Clinical Trial Details
— Status: Completed
Administrative data
NCT number |
NCT05912491 |
Other study ID # |
KBET/228/B/2010 |
Secondary ID |
|
Status |
Completed |
Phase |
|
First received |
|
Last updated |
|
Start date |
July 1, 2012 |
Est. completion date |
May 30, 2023 |
Study information
Verified date |
June 2023 |
Source |
Jagiellonian University |
Contact |
n/a |
Is FDA regulated |
No |
Health authority |
|
Study type |
Observational
|
Clinical Trial Summary
Pelvic organ prolapse (POP) and urinary incontinence (UI) are common female disorders.

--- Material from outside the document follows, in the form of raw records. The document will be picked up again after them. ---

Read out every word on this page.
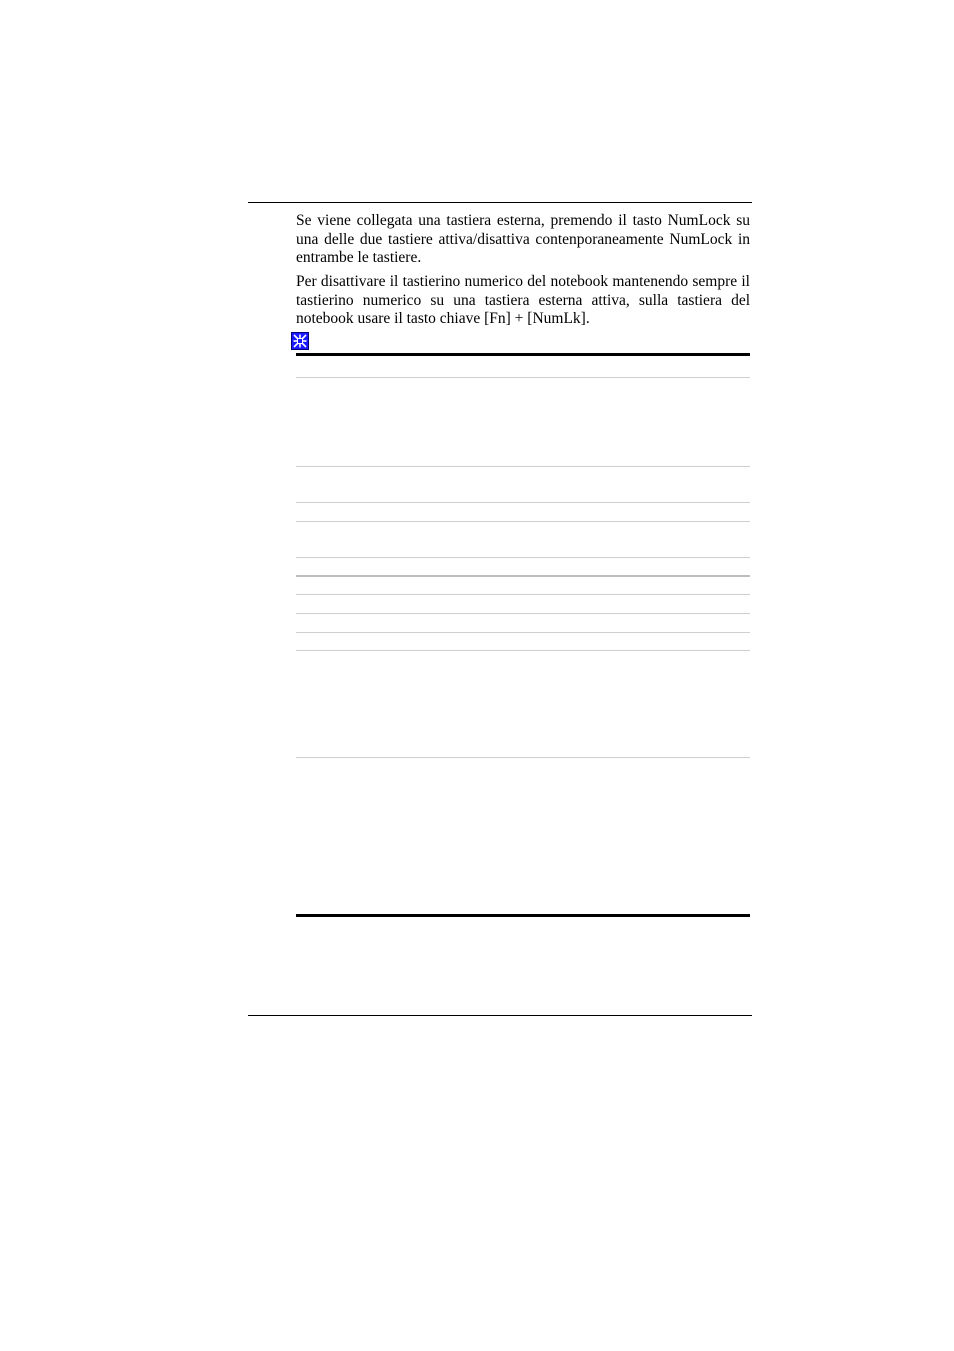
Se viene collegata una tastiera esterna, premendo il tasto NumLock su una delle due tastiere attiva/disattiva contenporaneamente NumLock in entrambe le tastiere.

Per disattivare il tastierino numerico del notebook mantenendo sempre il tastierino numerico su una tastiera esterna attiva, sulla tastiera del notebook usare il tasto chiave [Fn] + [NumLk].
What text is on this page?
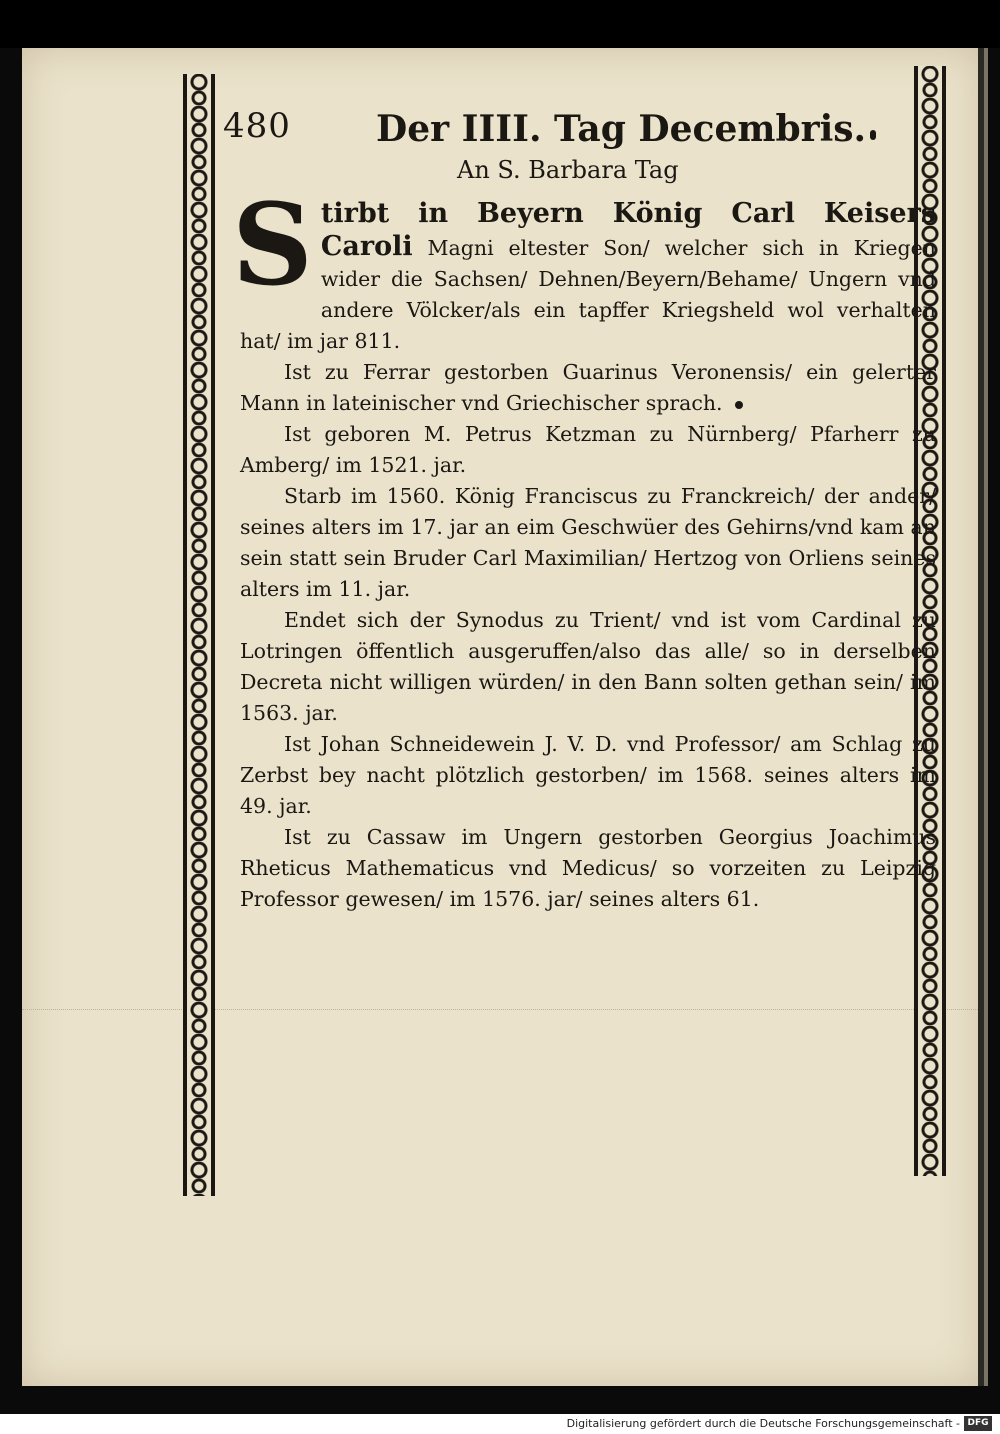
480 Der IIII. Tag Decembris.
An S. Barbara Tag

S tirbt in Beyern König Carl Keisers Caroli Magni eltester Son/ welcher sich in Kriegen wider die Sachsen/ Dehnen/Beyern/Behame/ Ungern vnd andere Völcker/als ein tapffer Kriegsheld wol verhalten hat/ im jar 811.

Ist zu Ferrar gestorben Guarinus Veronensis/ ein gelerter Mann in lateinischer vnd Griechischer sprach.

Ist geboren M. Petrus Ketzman zu Nürnberg/ Pfarherr zu Amberg/ im 1521. jar.

Starb im 1560. König Franciscus zu Franckreich/ der ander/ seines alters im 17. jar an eim Geschwüer des Gehirns/vnd kam an sein statt sein Bruder Carl Maximilian/ Hertzog von Orliens seines alters im 11. jar.

Endet sich der Synodus zu Trient/ vnd ist vom Cardinal zu Lotringen öffentlich ausgeruffen/also das alle/ so in derselben Decreta nicht willigen würden/ in den Bann solten gethan sein/ im 1563. jar.

Ist Johan Schneidewein J. V. D. vnd Professor/ am Schlag zu Zerbst bey nacht plötzlich gestorben/ im 1568. seines alters im 49. jar.

Ist zu Cassaw im Ungern gestorben Georgius Joachimus Rheticus Mathematicus vnd Medicus/ so vorzeiten zu Leipzig Professor gewesen/ im 1576. jar/ seines alters 61.

Digitalisierung gefördert durch die Deutsche Forschungsgemeinschaft - DFG
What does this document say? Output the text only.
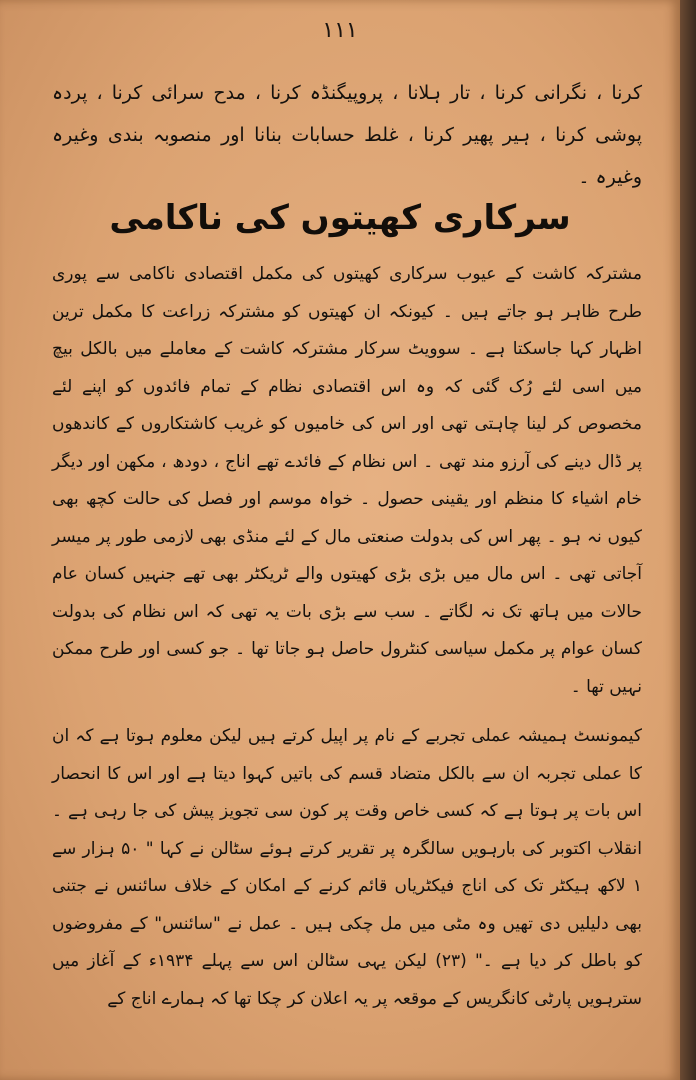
١١١

کرنا ، نگرانی کرنا ، تار ہلانا ، پروپیگنڈہ کرنا ، مدح سرائی کرنا ، پردہ پوشی کرنا ، ہیر پھیر کرنا ، غلط حسابات بنانا اور منصوبہ بندی وغیرہ وغیرہ ۔

سرکاری کھیتوں کی ناکامی

مشترکہ کاشت کے عیوب سرکاری کھیتوں کی مکمل اقتصادی ناکامی سے پوری طرح ظاہر ہو جاتے ہیں ۔ کیونکہ ان کھیتوں کو مشترکہ زراعت کا مکمل ترین اظہار کہا جاسکتا ہے ۔ سوویٹ سرکار مشترکہ کاشت کے معاملے میں بالکل بیچ میں اسی لئے رُک گئی کہ وہ اس اقتصادی نظام کے تمام فائدوں کو اپنے لئے مخصوص کر لینا چاہتی تھی اور اس کی خامیوں کو غریب کاشتکاروں کے کاندھوں پر ڈال دینے کی آرزو مند تھی ۔ اس نظام کے فائدے تھے اناج ، دودھ ، مکھن اور دیگر خام اشیاء کا منظم اور یقینی حصول ۔ خواہ موسم اور فصل کی حالت کچھ بھی کیوں نہ ہو ۔ پھر اس کی بدولت صنعتی مال کے لئے منڈی بھی لازمی طور پر میسر آجاتی تھی ۔ اس مال میں بڑی بڑی کھیتوں والے ٹریکٹر بھی تھے جنہیں کسان عام حالات میں ہاتھ تک نہ لگاتے ۔ سب سے بڑی بات یہ تھی کہ اس نظام کی بدولت کسان عوام پر مکمل سیاسی کنٹرول حاصل ہو جاتا تھا ۔ جو کسی اور طرح ممکن نہیں تھا ۔

کیمونسٹ ہمیشہ عملی تجربے کے نام پر اپیل کرتے ہیں لیکن معلوم ہوتا ہے کہ ان کا عملی تجربہ ان سے بالکل متضاد قسم کی باتیں کہوا دیتا ہے اور اس کا انحصار اس بات پر ہوتا ہے کہ کسی خاص وقت پر کون سی تجویز پیش کی جا رہی ہے ۔ انقلاب اکتوبر کی بارہویں سالگرہ پر تقریر کرتے ہوئے سٹالن نے کہا " ۵۰ ہزار سے ۱ لاکھ ہیکٹر تک کی اناج فیکٹریاں قائم کرنے کے امکان کے خلاف سائنس نے جتنی بھی دلیلیں دی تھیں وہ مٹی میں مل چکی ہیں ۔ عمل نے "سائنس" کے مفروضوں کو باطل کر دیا ہے ۔" (۲۳) لیکن یہی سٹالن اس سے پہلے ۱۹۳۴ء کے آغاز میں سترہویں پارٹی کانگریس کے موقعہ پر یہ اعلان کر چکا تھا کہ ہمارے اناج کے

Accurate diagnosis of the aetiology of pelvic organ descent and prolapse with or without
accompanying urination disorders is essential for appropriate therapeutic management. Imaging
and functional urodynamic testing are being increasingly used in the diagnosis of this
pathology, because precise assessment of the damage to the supporting and ligament apparatus
is essential for therapeutic success. Pelvic floor ultrasound can facilitate dynamic
assessment of static changes that occur during functional tests. Such assessments can provide
additional insights into existing defects, which have explorative value and allow for
targeted correction of damage, and may thus indirectly contribute to reduced rates of
revision surgeries.
Description:
Application of the ultrasound transducer to the patient's perineum can visualise three female
pelvic compartments, and the images can be frozen to assess the positions of anatomical
structures in relation to the pelvic bones and the pre-set planes as well as measure their
mutual distances and predefined angles.
The aim of the study was to assess the utility of ultrasound in the detection of UI,
particularly for establishing the most useful anatomical and functional parameters and to
propose cut-off points for ultrasonographic parameters. The presence of stress urinary
incontinence (SUI) requiring surgical management was the inclusion criterion. All patients
underwent transperineal ultrasound (TPU) with a Voluson E6 (GE Medical systems, Milwaukee,
WI, USA). The probe was oriented to coaxially visualise the pubic symphysis on one side and
the anus and rectum on the other side of the 2D image. When all three compartments could not
be visualised in one image, one image showing the anterior and medial compartments and
another image showing the medial and posterior compartments were obtained instead. Next,
3D/4D ultrasound was performed to obtain an image in the coronal plane at the level of the
arms of the levator ani muscle, showing the pubic symphysis and the anus. All measurements
were performed in three states: during pelvic muscle relaxation, during Valsalva manoeuvre,
and during perineal squeezing. The following quantitative parameters were assessed and
compared across two arms of the study (with and without SUI):
- Bladder-symphysis distance (BSD) - measured as the distance between the urine bladder
neck and the symphysis,
- Alpha angle - the angle between the axis of the proximal urethra and the x-axis of the
symphysis pubis (central line),
- Beta angle - the angle between the line parallel to the proximal urethra and the line
parallel to the distal axis of urethra,
- Gamma angle - the angle between the lower margin of the symphysis pubis and the urinary
bladder neck),
- Retrovesical angle (RVA) - the angle between the axis of the proximal urethra and the
tangent line to the lowest part of the posterior wall of the urinary bladder,
- Mean urethral diameter - the sum of the urethral diameters at three points (proximal,
central, and distal parts) divided by 3.